In the below routine, are the instances where i=0 due to not being able to
express certain values exactly in binary?

And can it be reliably solved for any 'r' by ROUNDing to 15 places?

Or is there something else I'm missing?

Thanks.

===================
Sub foo()
Dim r
Dim i

For r = 2 To 16

i = Fix(Log(r) / Log(r))
Debug.Print ("For r = " & r & ", i = " & i)
Next r

End Sub
================


--ron

It is a little more complex than just rounding error.
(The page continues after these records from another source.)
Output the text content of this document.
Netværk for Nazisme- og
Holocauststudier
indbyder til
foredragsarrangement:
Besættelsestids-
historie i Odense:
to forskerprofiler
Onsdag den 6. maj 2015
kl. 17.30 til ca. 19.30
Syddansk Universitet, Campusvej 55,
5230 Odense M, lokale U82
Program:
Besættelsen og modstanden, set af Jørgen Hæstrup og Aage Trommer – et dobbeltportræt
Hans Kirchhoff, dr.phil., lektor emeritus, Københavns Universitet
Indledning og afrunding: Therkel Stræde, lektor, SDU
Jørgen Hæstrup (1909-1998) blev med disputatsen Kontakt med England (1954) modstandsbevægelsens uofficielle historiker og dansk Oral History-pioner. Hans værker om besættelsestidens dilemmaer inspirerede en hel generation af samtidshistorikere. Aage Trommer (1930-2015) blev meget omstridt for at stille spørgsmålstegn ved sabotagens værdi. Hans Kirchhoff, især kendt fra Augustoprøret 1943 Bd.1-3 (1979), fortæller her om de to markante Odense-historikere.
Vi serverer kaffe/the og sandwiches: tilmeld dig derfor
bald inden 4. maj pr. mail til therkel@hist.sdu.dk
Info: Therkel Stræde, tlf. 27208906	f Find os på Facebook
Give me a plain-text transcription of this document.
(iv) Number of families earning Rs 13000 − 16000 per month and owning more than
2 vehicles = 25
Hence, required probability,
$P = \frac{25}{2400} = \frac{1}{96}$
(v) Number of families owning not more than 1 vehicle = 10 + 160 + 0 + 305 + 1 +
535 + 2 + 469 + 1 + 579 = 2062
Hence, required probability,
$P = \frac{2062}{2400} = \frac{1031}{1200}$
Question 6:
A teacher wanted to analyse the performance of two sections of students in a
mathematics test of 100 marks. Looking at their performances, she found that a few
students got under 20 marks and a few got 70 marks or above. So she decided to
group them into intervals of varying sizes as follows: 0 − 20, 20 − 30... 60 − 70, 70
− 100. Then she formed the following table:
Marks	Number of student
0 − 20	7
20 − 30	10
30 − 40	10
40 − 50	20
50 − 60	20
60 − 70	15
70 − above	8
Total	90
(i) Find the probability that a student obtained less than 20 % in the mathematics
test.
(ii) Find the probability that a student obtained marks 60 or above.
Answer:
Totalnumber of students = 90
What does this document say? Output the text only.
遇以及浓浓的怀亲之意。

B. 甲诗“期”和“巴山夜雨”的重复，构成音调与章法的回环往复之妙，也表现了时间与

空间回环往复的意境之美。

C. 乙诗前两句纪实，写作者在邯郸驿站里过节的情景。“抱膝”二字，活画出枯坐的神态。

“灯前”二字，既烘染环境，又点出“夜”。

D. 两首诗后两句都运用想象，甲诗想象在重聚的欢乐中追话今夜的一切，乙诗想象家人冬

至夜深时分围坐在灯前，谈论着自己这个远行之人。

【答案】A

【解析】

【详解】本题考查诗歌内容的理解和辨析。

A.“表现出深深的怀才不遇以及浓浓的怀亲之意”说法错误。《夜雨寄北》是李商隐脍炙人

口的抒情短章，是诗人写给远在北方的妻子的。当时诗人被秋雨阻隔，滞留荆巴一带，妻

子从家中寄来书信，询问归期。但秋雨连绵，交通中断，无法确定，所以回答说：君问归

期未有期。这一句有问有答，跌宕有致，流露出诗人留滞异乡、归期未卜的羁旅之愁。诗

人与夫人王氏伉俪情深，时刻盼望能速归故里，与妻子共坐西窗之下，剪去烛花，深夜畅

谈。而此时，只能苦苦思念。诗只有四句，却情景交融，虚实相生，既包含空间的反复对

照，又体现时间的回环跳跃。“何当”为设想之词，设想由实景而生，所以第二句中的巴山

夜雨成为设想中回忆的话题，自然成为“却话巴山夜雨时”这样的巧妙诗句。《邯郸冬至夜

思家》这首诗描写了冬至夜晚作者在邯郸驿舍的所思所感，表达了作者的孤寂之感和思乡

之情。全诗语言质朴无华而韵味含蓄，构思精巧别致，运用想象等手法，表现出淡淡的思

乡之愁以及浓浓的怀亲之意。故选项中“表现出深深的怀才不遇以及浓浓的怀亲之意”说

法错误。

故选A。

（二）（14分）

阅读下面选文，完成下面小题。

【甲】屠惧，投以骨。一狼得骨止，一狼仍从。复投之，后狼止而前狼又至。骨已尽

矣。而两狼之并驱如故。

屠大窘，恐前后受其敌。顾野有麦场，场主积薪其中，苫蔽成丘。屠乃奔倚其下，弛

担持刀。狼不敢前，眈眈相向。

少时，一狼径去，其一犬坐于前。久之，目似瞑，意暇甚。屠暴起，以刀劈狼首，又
Try
this:

Public Sub foo()
Dim r
Dim i

For r = 2 To 16

i = Fix(Log(r) / Log(r))
Debug.Print "r:" & r & " i:" & i _
& " Log(r):" & Log(r) & " Log(r)/Log(r):" _
& Log(r) / Log(r) & " Fix:" & Fix(Log(r) / Log(r))
Next r


End Sub

You will see that when the results of the formula Fix(Log
(r) / Log(r)) are printed directly it gives the result 1
but when it is assigned to the variable i it gives the
result 0! This seems to occur even if I explicitly define
r and i to be either long integers or a double precision
floating point variables!


-----Original Message-----
In the below routine, are the instances where i=0 due to
not being able to
express certain values exactly in binary?

And can it be reliably solved for any 'r' by ROUNDing to
15 places?

Or is there something else I'm missing?

Thanks.

===================
Sub foo()
Dim r
Dim i

For r = 2 To 16

i = Fix(Log(r) / Log(r))
Debug.Print ("For r = " & r & ", i = " & i)
Next r

End Sub
================


--ron
.